La troisième partie visera la description et la compréhension des pratiques brésiliennes et françaises in situ. Je passerai d’un terrain à l’autre en considérant des écarts et des rapprochements entre les deux modalités excursives. J’analyserai d’abord l’entrée dans le rituel excursif. Puis je décrirai et interprèterai certaines expériences caractéristiques de la pratique, comme la façon dont les marcheurs s’alimentent, conçoivent l’organisation de la marche, se comportent entre eux ou, au Brésil, avec le guide. Je proposerai ensuite une description de ce qui se passe pour les randonneurs durant la marche. Pour terminer, j’analyserai la façon dont est vécue l’expérience esthétique du paysage. Je reviendrai alors sur certaines des questions qui ont ouvert cet avant-propos.

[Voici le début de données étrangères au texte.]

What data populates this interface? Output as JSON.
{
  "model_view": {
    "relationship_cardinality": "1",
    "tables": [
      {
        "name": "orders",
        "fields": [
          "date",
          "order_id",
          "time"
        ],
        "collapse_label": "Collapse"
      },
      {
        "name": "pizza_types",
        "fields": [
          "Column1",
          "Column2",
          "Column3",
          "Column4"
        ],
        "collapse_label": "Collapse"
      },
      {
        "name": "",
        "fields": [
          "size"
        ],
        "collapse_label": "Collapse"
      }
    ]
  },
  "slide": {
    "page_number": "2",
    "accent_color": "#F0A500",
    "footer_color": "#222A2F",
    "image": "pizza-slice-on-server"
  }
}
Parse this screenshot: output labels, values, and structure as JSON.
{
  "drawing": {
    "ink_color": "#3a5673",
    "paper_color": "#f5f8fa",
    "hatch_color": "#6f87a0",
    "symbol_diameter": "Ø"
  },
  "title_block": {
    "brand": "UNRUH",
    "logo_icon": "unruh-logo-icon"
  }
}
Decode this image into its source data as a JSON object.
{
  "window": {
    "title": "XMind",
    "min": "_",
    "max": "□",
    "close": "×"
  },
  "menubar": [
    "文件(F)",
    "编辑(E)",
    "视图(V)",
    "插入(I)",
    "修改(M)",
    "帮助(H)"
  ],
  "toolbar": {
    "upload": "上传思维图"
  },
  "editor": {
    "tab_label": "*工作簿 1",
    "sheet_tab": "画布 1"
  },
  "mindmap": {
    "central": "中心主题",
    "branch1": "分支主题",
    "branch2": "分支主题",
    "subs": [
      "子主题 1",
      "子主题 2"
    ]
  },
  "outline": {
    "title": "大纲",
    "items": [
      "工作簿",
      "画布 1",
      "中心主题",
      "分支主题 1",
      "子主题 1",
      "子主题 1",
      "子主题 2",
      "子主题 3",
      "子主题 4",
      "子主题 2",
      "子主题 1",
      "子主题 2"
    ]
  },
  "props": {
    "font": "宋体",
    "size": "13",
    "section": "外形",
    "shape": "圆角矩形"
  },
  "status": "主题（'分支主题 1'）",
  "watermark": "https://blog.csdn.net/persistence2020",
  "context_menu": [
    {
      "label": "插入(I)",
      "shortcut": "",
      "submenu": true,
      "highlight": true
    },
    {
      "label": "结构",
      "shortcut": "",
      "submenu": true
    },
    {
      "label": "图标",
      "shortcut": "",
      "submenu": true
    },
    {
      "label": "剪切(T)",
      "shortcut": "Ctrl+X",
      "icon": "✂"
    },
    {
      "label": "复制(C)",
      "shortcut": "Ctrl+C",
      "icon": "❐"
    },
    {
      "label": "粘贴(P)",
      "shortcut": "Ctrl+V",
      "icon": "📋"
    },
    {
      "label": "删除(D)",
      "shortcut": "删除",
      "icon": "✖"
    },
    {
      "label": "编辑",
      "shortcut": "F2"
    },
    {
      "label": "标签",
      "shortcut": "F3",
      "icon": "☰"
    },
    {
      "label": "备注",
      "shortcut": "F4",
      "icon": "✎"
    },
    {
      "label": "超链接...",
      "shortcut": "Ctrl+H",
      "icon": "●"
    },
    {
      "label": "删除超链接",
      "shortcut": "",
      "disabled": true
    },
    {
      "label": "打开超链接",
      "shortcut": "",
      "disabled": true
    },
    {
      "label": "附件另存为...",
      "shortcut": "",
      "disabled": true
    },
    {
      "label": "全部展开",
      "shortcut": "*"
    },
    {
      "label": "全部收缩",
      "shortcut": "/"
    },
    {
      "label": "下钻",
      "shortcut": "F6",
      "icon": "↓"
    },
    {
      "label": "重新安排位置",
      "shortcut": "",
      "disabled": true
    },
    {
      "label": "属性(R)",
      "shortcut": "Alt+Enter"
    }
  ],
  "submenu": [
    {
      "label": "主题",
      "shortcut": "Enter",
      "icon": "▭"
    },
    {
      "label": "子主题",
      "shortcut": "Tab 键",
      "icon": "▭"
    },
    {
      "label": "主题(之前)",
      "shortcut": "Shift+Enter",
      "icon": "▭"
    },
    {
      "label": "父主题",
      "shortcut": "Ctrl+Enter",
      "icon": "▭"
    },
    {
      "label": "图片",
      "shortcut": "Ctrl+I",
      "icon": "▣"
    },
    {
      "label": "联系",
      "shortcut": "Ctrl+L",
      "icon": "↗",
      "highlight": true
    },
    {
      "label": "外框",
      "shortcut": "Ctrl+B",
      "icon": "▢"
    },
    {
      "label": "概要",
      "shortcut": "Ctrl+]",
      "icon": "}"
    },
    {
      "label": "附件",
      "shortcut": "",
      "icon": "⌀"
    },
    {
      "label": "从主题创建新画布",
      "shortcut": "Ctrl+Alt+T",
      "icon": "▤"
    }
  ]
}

Le parcours de la comparaison distinguera généralement les deux terrains, mais, durant le dernier tiers de cette étude, ils se mêleront très progressivement pour se confondre avant d’être à nouveau clairement séparés lors de l’analyse conclusive. Il s’agira donc d’expérimenter une façon de comparer les résultats de deux études ethnologiques basées sur des descriptions ethnographiques et problématisées de manière anthropologique. Les observations ethnographiques serviront toujours de point de départ, mais je chercherai à les déplier pour me diriger tantôt vers des considérations historiques, tantôt vers des contextes sociaux et culturels contemporains, tantôt vers des analyses, des explications ou des réflexions d’ordre méthodologique, épistémologique ou éthique. Le texte pourra donc parfois avoir un aspect un peu décousu ou rhizomique. Il me semble en effet qu’il ressemble à un mille-pattes. Son corps est ethnographique, mais il s’appuie sur une dimension historique dont il cherche à rendre compte. Il s’appuie aussi sur le questionnement de thématiques (le sujet, l’imaginaire, le plaisir, le désir), qui demandent d’opérer des incursions dans la périphérie de la discipline anthropologique. Il m’a en effet paru pertinent de procéder ainsi pour rendre compte à la fois du cadre rituel dans lequel se déroule la pratique (la randonnée s’inscrit dans la ritualité vacancière) et à la fois de ce que ce cadre recèle d’énergie et de capacité de débordement. Nous pourrons aussi considérer comment le débordement peut être réinscrit dans des logiques de reproduction sociale.7

Notes
5.

Nathalie Sarraute, Pour un oui ou pour un non, Paris, Gallimard, 1999. p. 25.

6.

Au Brésil, le territoire est divisé entre le « littoral », où se situe la grande majorité des villes, et « l’intérieur », qui est plus rural, et ainsi souvent considéré comme plus « archaïque », moins « civilisé ». Cette notion a quelque chose du regard parisien sur la « province » française.

7.

Le lecteur trouvera en annexe une liste des personnes et des groupes les plus fréquemment cités, ainsi qu’un glossaire des termes portugais.